I say this because it often comes back to this idea of good vs bad. You see, this idea in itself is narcissistic. Life is not black and white. Life is about choices and reasons why those choices are made. I’ve known this for a while but still kept on clinging to this idea of protecting the people that are closest to me or a project I have been directly involved in. Protecting them from people who I consider problematic due to the way these people have harmed the people or projects in the past. Thinking that if they break my trust, they will struggle to get it back.
But then, this is confusing, because not everyone knows that something will do damage to something else. Or perhaps I am in an illusion that the thing that was done will harm the things I love. Sometimes it has been a minor dent to my ego and then I turn and face this “threat” head on. My mirror neurons firing up for the people and things that are closest to me but not for my perceived “enemy”.
For how can I empathise with someone so different from my way of thinking?
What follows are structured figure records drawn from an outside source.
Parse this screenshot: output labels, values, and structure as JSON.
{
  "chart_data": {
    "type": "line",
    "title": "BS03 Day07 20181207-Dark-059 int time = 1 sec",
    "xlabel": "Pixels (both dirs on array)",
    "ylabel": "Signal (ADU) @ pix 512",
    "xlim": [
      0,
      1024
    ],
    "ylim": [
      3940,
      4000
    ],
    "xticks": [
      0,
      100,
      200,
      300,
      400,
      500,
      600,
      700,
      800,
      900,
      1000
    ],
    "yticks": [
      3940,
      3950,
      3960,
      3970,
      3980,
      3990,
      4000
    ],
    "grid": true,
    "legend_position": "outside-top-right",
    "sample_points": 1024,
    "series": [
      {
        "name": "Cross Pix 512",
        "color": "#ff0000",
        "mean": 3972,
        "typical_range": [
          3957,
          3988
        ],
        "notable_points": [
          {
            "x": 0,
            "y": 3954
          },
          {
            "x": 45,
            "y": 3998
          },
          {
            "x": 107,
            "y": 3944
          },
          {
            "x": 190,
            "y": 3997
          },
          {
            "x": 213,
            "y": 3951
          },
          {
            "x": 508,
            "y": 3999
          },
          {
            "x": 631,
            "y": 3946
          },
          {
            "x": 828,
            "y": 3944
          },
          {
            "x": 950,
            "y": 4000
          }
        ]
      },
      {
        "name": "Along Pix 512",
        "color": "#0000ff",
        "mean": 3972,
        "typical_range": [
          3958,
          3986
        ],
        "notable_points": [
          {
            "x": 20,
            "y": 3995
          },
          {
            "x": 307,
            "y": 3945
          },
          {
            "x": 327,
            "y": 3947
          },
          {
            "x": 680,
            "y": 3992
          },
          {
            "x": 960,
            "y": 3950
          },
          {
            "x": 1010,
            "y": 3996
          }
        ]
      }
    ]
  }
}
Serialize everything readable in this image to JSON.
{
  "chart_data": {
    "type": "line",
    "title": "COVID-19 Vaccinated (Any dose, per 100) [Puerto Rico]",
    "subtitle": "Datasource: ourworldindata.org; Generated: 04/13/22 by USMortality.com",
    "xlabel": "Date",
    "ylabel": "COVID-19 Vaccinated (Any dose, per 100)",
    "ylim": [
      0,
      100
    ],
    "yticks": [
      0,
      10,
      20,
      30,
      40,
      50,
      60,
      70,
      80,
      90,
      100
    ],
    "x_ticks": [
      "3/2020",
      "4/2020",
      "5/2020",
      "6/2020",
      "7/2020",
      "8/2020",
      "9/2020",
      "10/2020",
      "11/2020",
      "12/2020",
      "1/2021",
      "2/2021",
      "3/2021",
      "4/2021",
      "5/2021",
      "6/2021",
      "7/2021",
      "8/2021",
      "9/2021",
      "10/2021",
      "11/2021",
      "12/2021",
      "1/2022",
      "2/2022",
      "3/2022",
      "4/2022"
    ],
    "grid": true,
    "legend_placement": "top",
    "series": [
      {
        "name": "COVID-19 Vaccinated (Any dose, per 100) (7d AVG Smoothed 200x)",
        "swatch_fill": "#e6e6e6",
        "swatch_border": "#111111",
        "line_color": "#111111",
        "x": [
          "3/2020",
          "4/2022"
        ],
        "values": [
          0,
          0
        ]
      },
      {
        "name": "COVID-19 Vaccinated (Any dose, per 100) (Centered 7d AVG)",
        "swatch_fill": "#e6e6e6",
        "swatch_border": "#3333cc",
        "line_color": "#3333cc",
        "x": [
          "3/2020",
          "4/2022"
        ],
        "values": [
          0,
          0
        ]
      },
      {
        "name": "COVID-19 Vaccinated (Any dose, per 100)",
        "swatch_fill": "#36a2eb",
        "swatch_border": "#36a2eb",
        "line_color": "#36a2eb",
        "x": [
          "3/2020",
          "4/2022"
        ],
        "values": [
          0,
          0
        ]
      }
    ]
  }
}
Thing is, is that you don’t empathise as long as you don’t understand. It’s easy and takes a lot less energy to turn around and point fingers when not truly understanding the why. Or, perhaps, like in my case, you fully understand the why but you don’t consider it justification for the actions. But perhaps the other person doesn’t know any other way. Perhaps they themselves are afraid that they, or the people closest to them, will get hurt. So they are responding in the exact way that you are to a percieved threat. Decreasing empathy dramatically on their part.
You see, I used to think empathy was down to mirror neurons and I could trust them to give me guidance. If I don’t feel something for someone, then they are not worth knowing. But I now know that empathy is also a choice. It is a way of being able to step into someone elses shoes and being able to understand things from their perspective. Whether you be suffering with antisocial personality disorder lacking the activation of those mirror neurons or just seeing someone as so different from yourself that you can’t empathise with them. You still have the capability to empathise. We have the ability to stop seeing the world as black and white, as this person is bad and this person is good. To be able to see the reality that everyone deserves empathy no matter what they do.
I’m not saying that we should go around loving criminals locked up. However, instead of thinking that these criminals deserve to be in the cells they end up in, perhaps we should consider that they are in those cells to protect society from their twisted view on the world. Perhaps they need help to see that their actions caused great harm both to society and themselves. They need help to be shown an alternative. That their narrative can be different with others assisting them who have a shared vision. That people are not merely just pawns on a chess board, but also people who can offer good advice, who can carry out seperate wills and create great things. We all need to realise that the person we perhaps hate so much, could perhaps offer us our greatest lesson. We need to offer the greatest empathy, forgiveness and love for even those people who will want to do us harm. That includes ourselves.
For you see, if we don’t, we will always loose whatever games we have crafted for percieved survival. I know many from a poorer background, perhaps orphans and many others will fight me on this because they have fought for scraps. But I say to you all, it is always better to gain a friend then to gain an enemy. We are all stronger together, no matter our backgrounds. So lets look after each other, even through bad times where it seems many are against you.